The alternative is to use something called a Session Border Controller,
which sits in the public address space, does address mapping and acts a
relay for the media stream. However, these devices are not cheap
(requiring as they do a great deal of packet forwarding capacity for VoIP),
and the media streams have to go via the VoIP service provider's bandwidth,
which adds to the cost.
On the other hand, if the FBI get their way under the CALEA regulations, a
VoIP service provider will have to be able to tap the voice stream, and in
a manner undetectable to the wiretap subjects. That might mandate using
SBCs, as I believe Vonage (for example) does.

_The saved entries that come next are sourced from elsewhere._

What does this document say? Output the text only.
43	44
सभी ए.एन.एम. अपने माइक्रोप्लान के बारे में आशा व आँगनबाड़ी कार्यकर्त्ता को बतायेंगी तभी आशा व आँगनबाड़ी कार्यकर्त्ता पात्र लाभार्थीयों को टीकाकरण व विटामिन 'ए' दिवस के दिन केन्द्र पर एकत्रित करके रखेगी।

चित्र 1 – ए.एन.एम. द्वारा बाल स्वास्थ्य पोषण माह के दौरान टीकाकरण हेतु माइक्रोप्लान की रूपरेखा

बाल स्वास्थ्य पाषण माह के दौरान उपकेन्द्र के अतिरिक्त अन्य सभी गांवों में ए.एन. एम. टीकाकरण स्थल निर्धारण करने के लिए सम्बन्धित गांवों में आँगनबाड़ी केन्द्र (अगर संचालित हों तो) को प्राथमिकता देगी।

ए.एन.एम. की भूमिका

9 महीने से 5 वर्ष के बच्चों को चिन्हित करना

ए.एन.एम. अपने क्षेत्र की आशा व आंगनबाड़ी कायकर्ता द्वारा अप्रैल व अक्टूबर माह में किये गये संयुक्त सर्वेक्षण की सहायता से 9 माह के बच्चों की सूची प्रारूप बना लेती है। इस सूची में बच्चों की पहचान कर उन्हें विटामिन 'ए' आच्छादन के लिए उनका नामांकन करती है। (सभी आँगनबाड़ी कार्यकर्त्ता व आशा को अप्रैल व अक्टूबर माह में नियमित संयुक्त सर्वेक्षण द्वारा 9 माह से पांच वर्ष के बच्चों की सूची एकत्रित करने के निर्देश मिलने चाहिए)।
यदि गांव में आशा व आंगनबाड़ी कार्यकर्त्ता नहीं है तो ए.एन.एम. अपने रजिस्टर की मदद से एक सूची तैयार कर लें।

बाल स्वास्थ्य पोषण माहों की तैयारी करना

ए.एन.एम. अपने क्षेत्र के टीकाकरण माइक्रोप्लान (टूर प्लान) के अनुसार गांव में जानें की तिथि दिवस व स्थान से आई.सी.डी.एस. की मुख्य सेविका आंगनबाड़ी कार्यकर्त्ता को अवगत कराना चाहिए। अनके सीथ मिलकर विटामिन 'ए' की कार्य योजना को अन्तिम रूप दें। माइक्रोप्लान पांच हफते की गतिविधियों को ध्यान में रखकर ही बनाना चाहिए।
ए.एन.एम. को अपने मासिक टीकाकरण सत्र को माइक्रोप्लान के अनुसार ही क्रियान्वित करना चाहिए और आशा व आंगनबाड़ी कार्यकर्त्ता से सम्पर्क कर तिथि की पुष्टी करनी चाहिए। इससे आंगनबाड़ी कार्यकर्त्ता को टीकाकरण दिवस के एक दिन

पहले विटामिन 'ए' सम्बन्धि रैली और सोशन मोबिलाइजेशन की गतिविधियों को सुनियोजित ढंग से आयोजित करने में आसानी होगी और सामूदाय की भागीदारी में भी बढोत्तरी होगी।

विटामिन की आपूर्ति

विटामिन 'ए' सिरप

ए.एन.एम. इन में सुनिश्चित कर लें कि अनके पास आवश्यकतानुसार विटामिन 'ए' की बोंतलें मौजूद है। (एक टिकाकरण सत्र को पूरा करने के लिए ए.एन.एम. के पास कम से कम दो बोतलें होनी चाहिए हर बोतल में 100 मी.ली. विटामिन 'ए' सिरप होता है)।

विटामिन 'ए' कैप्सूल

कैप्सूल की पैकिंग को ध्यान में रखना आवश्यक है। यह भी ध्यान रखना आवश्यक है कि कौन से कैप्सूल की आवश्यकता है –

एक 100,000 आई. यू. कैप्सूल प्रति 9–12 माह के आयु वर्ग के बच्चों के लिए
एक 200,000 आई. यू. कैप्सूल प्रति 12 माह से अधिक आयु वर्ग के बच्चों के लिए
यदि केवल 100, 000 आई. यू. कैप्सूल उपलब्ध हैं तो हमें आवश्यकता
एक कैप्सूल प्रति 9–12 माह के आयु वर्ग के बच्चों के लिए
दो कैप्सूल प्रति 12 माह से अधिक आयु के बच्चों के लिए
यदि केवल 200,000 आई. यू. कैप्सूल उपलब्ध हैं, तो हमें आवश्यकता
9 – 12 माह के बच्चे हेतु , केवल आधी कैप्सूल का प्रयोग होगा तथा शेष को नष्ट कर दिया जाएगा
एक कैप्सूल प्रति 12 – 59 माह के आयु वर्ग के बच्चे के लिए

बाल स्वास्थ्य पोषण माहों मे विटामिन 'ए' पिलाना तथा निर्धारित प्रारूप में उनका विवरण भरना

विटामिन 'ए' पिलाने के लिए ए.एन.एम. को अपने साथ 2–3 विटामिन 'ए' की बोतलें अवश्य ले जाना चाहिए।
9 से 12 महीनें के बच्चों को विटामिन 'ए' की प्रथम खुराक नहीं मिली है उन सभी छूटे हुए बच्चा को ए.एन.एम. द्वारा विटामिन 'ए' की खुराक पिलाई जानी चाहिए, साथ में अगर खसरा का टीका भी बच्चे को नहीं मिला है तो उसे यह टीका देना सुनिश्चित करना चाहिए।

The fact that Skype is P2P and encrypted is probably giving the Feds heartburn.
Rob
(robert at welbourn dot com)
At 10:07 AM 9/3/2003 -0500, brandon@... wrote:
> > Regarding Packet8's 'magic'... could it be something like the next-port
> > tricks that are possible with some NATs, i.e. A and B use a relay to
> > co-ordinate their timing and port numbers so they each initiate
> > connections to the other's NAT at the same time on port+1 and rely on
> > the fact that the other's NAT will (probably) assign the next sequential
> > port to the outgoing connection. If it works, A and B can then talk
> > directly even though they're mutually NAT'd. What else could it be?
>
>Well my box arrives on Friday, so I'll let you know.